But Helen had another secret, too, and she wondered how long she could delay telling Rafe what had been troubling her for days.
She was pregnant.
This should have been a happy time for her. It was what she’d always wanted — a baby. And a child formed of the love she shared with this glorious man… Well, it was the answer to all her dreams.
But not Rafe’s.
She kept putting off her disclosure, wanting to hold on to the priceless bond between them a little bit longer. The instant she told him, she knew their relationship would change. She didn’t doubt his love for her. He wouldn’t abandon her. But she didn’t know whether his love was strong enough to withstand this test. And, more important, she didn’t want to burden him with her dream.
“And even though the town is jist ’bout deserted, we got us a padre, and Papa’s hired a Mexican band to play here for the next two weeks,” Mary rambled on. “Don’t that beat all? A town what won’t let furriners get a mining permit puts out the welcome sign for a Spanish priest and a Mex band?”
Helen jolted back to attention. They all sat at a table in the Indiana House dining room, where Mary had taken them before even showing them to a room.
Then the words sank in.
“Padre!” Rafe exclaimed, casting Helen a significant look.
“Padre!” Helen echoed breathlessly.
“We can get married,” Rafe whispered and dragged her close to his side, kissing the top of her head. They sat side by side on a bench. “Thank God, I can make you an honest woman now.” He pinched her bottom playfully for emphasis. “I wouldn’t want to be jumping off a cliff with that sin on my soul.”
Swatting his hand away, she hissed, “Behave! Mary’s watching.” Helen smiled affectionately at Rafe then, even though mixed sentiments of elation and guilt engulfed her. Elation because she would be marrying the man she loved; guilt because she was, in fact, not quite an honest woman.

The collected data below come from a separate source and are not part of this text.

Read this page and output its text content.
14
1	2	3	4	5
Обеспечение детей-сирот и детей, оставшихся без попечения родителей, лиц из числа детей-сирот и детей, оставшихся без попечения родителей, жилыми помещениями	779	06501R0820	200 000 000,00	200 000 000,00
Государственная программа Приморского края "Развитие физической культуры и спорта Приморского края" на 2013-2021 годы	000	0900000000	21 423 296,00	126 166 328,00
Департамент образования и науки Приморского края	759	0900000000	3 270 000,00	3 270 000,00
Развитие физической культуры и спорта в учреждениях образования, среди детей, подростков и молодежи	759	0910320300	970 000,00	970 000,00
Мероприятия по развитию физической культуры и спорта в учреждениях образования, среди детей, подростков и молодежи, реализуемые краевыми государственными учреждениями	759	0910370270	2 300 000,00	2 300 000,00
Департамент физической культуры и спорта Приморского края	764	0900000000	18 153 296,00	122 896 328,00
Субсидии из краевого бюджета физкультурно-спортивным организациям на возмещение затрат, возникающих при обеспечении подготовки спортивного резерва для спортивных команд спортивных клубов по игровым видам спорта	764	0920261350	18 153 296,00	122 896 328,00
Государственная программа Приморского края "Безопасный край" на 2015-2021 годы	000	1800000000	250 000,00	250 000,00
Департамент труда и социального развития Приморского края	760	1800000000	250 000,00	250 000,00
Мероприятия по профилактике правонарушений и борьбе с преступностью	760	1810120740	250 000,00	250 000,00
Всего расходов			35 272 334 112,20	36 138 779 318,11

Should she tell him about the baby now?
Should she wait?
“Did you see that prospector outside with eight blasted kids running all over the place?” Rafe was asking Mary.
Helen stiffened.
“That’s the new postmaster,” Mary informed him.

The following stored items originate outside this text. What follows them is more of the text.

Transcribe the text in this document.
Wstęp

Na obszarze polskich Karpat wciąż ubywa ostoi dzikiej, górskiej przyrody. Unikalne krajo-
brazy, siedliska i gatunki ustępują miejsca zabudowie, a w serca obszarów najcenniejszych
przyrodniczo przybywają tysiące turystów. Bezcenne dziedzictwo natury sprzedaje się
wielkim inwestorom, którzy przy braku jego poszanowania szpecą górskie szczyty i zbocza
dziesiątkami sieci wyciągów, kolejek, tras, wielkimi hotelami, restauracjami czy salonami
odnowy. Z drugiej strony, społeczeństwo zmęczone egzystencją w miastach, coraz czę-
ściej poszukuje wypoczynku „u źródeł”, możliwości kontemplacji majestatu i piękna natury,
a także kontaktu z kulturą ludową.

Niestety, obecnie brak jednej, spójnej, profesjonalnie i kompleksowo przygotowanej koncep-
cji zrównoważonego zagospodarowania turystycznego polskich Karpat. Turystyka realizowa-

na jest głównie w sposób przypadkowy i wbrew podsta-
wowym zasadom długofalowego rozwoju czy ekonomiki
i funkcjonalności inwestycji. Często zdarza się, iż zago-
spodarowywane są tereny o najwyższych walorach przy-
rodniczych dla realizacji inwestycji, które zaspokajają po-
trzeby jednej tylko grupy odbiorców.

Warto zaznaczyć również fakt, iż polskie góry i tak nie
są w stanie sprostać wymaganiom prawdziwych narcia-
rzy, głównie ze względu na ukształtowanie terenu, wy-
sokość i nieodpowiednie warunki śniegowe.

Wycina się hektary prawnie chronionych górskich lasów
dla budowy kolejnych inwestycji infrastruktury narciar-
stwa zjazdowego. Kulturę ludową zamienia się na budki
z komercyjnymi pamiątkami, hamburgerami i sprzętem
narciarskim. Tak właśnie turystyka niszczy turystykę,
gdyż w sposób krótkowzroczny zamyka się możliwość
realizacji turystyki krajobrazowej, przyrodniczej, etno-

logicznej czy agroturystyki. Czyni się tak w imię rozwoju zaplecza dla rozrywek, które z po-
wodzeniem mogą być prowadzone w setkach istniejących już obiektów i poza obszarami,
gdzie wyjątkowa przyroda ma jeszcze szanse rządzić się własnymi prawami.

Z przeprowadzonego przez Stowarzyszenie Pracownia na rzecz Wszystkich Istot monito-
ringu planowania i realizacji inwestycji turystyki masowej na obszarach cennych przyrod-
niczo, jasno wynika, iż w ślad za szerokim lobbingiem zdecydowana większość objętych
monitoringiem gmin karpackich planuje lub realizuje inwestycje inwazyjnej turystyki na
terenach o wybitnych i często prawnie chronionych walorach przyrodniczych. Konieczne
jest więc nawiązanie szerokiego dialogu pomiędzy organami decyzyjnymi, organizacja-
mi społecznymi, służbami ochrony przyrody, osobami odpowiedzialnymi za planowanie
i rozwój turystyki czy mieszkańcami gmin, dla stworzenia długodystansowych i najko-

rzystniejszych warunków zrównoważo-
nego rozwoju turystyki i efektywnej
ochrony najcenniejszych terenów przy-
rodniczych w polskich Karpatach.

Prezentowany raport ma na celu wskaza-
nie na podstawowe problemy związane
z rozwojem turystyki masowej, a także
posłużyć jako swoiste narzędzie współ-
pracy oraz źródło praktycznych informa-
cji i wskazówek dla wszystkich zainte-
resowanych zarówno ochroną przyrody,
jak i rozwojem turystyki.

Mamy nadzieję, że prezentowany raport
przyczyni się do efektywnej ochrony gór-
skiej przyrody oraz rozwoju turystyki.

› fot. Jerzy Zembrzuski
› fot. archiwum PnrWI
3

“God! It looked like a regular baby factory.” Rafe shivered with distaste.
Helen decided her news could wait.
On the thirtieth of October, 1850, Helen Anne Prescott married Rafael Joseph Santiago in a canvas tent chapel in Rich Bar, California. Their only witnesses were the padre and a perplexed Mary and Yank, who didn’t comprehend why they wanted to remarry.
Rafe tucked the marriage document into the jacket of the black suit Yank had sold him from his general store. Mary had lent Helen her mother’s cream-colored gown, which was of some silky material that shimmered with gold threads. It was edged with green and gold embroidery. In Rafe’s opinion, there was never a more beautiful bride in all the world.

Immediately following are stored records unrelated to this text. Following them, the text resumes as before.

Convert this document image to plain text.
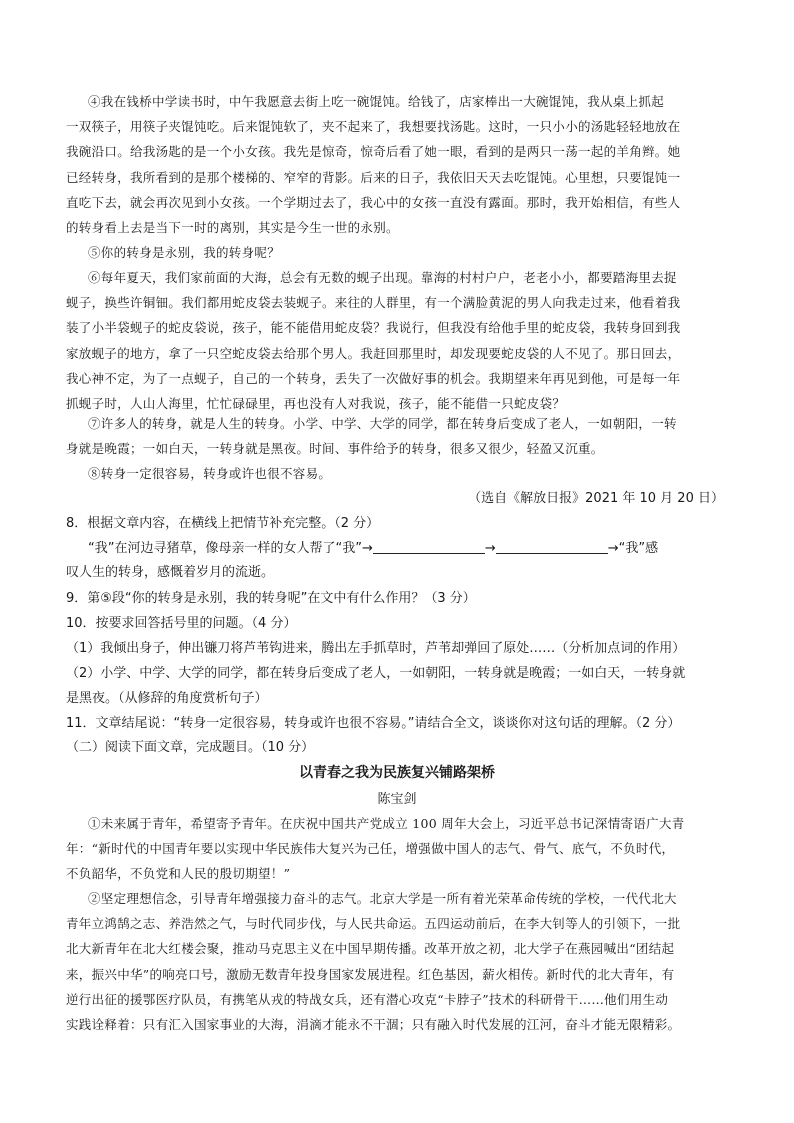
④我在钱桥中学读书时，中午我愿意去街上吃一碗馄饨。给钱了，店家棒出一大碗馄饨，我从桌上抓起
一双筷子，用筷子夹馄饨吃。后来馄饨软了，夹不起来了，我想要找汤匙。这时，一只小小的汤匙轻轻地放在
我碗沿口。给我汤匙的是一个小女孩。我先是惊奇，惊奇后看了她一眼，看到的是两只一荡一起的羊角辫。她
已经转身，我所看到的是那个楼梯的、窄窄的背影。后来的日子，我依旧天天去吃馄饨。心里想，只要馄饨一
直吃下去，就会再次见到小女孩。一个学期过去了，我心中的女孩一直没有露面。那时，我开始相信，有些人
的转身看上去是当下一时的离别，其实是今生一世的永别。
⑤你的转身是永别，我的转身呢？
⑥每年夏天，我们家前面的大海，总会有无数的蚬子出现。靠海的村村户户，老老小小，都要踏海里去捉
蚬子，换些许铜钿。我们都用蛇皮袋去装蚬子。来往的人群里，有一个满脸黄泥的男人向我走过来，他看着我
装了小半袋蚬子的蛇皮袋说，孩子，能不能借用蛇皮袋？我说行，但我没有给他手里的蛇皮袋，我转身回到我
家放蚬子的地方，拿了一只空蛇皮袋去给那个男人。我赶回那里时，却发现要蛇皮袋的人不见了。那日回去，
我心神不定，为了一点蚬子，自己的一个转身，丢失了一次做好事的机会。我期望来年再见到他，可是每一年
抓蚬子时，人山人海里，忙忙碌碌里，再也没有人对我说，孩子，能不能借一只蛇皮袋？
⑦许多人的转身，就是人生的转身。小学、中学、大学的同学，都在转身后变成了老人，一如朝阳，一转
身就是晚霞；一如白天，一转身就是黑夜。时间、事件给予的转身，很多又很少，轻盈又沉重。
⑧转身一定很容易，转身或许也很不容易。
（选自《解放日报》2021 年 10 月 20 日）
8．根据文章内容，在横线上把情节补充完整。（2 分）
“我”在河边寻猪草，像母亲一样的女人帮了“我”→	→	→“我”感
叹人生的转身，感慨着岁月的流逝。
9．第⑤段“你的转身是永别，我的转身呢”在文中有什么作用？（3 分）
10．按要求回答括号里的问题。（4 分）
（1）我倾出身子，伸出镰刀将芦苇钩进来，腾出左手抓草时，芦苇却弹回了原处……（分析加点词的作用）
（2）小学、中学、大学的同学，都在转身后变成了老人，一如朝阳，一转身就是晚霞；一如白天，一转身就
是黑夜。（从修辞的角度赏析句子）
11．文章结尾说：“转身一定很容易，转身或许也很不容易。”请结合全文，谈谈你对这句话的理解。（2 分）
（二）阅读下面文章，完成题目。（10 分）
以青春之我为民族复兴铺路架桥
陈宝剑
①未来属于青年，希望寄予青年。在庆祝中国共产党成立 100 周年大会上，习近平总书记深情寄语广大青
年：“新时代的中国青年要以实现中华民族伟大复兴为己任，增强做中国人的志气、骨气、底气，不负时代，
不负韶华，不负党和人民的殷切期望！”
②坚定理想信念，引导青年增强接力奋斗的志气。北京大学是一所有着光荣革命传统的学校，一代代北大
青年立鸿鹄之志、养浩然之气，与时代同步伐，与人民共命运。五四运动前后，在李大钊等人的引领下，一批
北大新青年在北大红楼会聚，推动马克思主义在中国早期传播。改革开放之初，北大学子在燕园喊出“团结起
来，振兴中华”的响亮口号，激励无数青年投身国家发展进程。红色基因，薪火相传。新时代的北大青年，有
逆行出征的援鄂医疗队员，有携笔从戎的特战女兵，还有潜心攻克“卡脖子”技术的科研骨干……他们用生动
实践诠释着：只有汇入国家事业的大海，涓滴才能永不干涸；只有融入时代发展的江河，奋斗才能无限精彩。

“You’re mine now,” he murmured huskily as they followed behind Yank and Mary and the padre, heading toward the wedding party. He couldn’t believe he’d actually gotten married, or that he was so happy about it.
“I was yours before the wedding, Rafe.”
“But it’s official now.”
“I doubt whether it will be legal in the twentieth century.”
“We’ll get married again. See how eager I am to please?”
“I noticed,” she said suspiciously. “What do you want?”
“Well, I was wondering if we could skip the food and drinks and dancing and move on to the good stuff.”
“Like what?”
He whispered a few explicit “for instances” in her ear.
“RA-AFE!”
“God, my mother’s going to love you.”
They had, in fact, left the party early, begging exhaustion from all their travels and the necessity of an early start in the morning.
They’d fooled no one.
Helen had blushed repeatedly at Rafe’s blatant efforts to seduce her in the midst of all the Indiana House guests. It had been a lovely party, which served the dual purpose of a welcoming event for the new postmaster. In fact, the celebration still carried on. He heard the band playing through the open bedroom windows.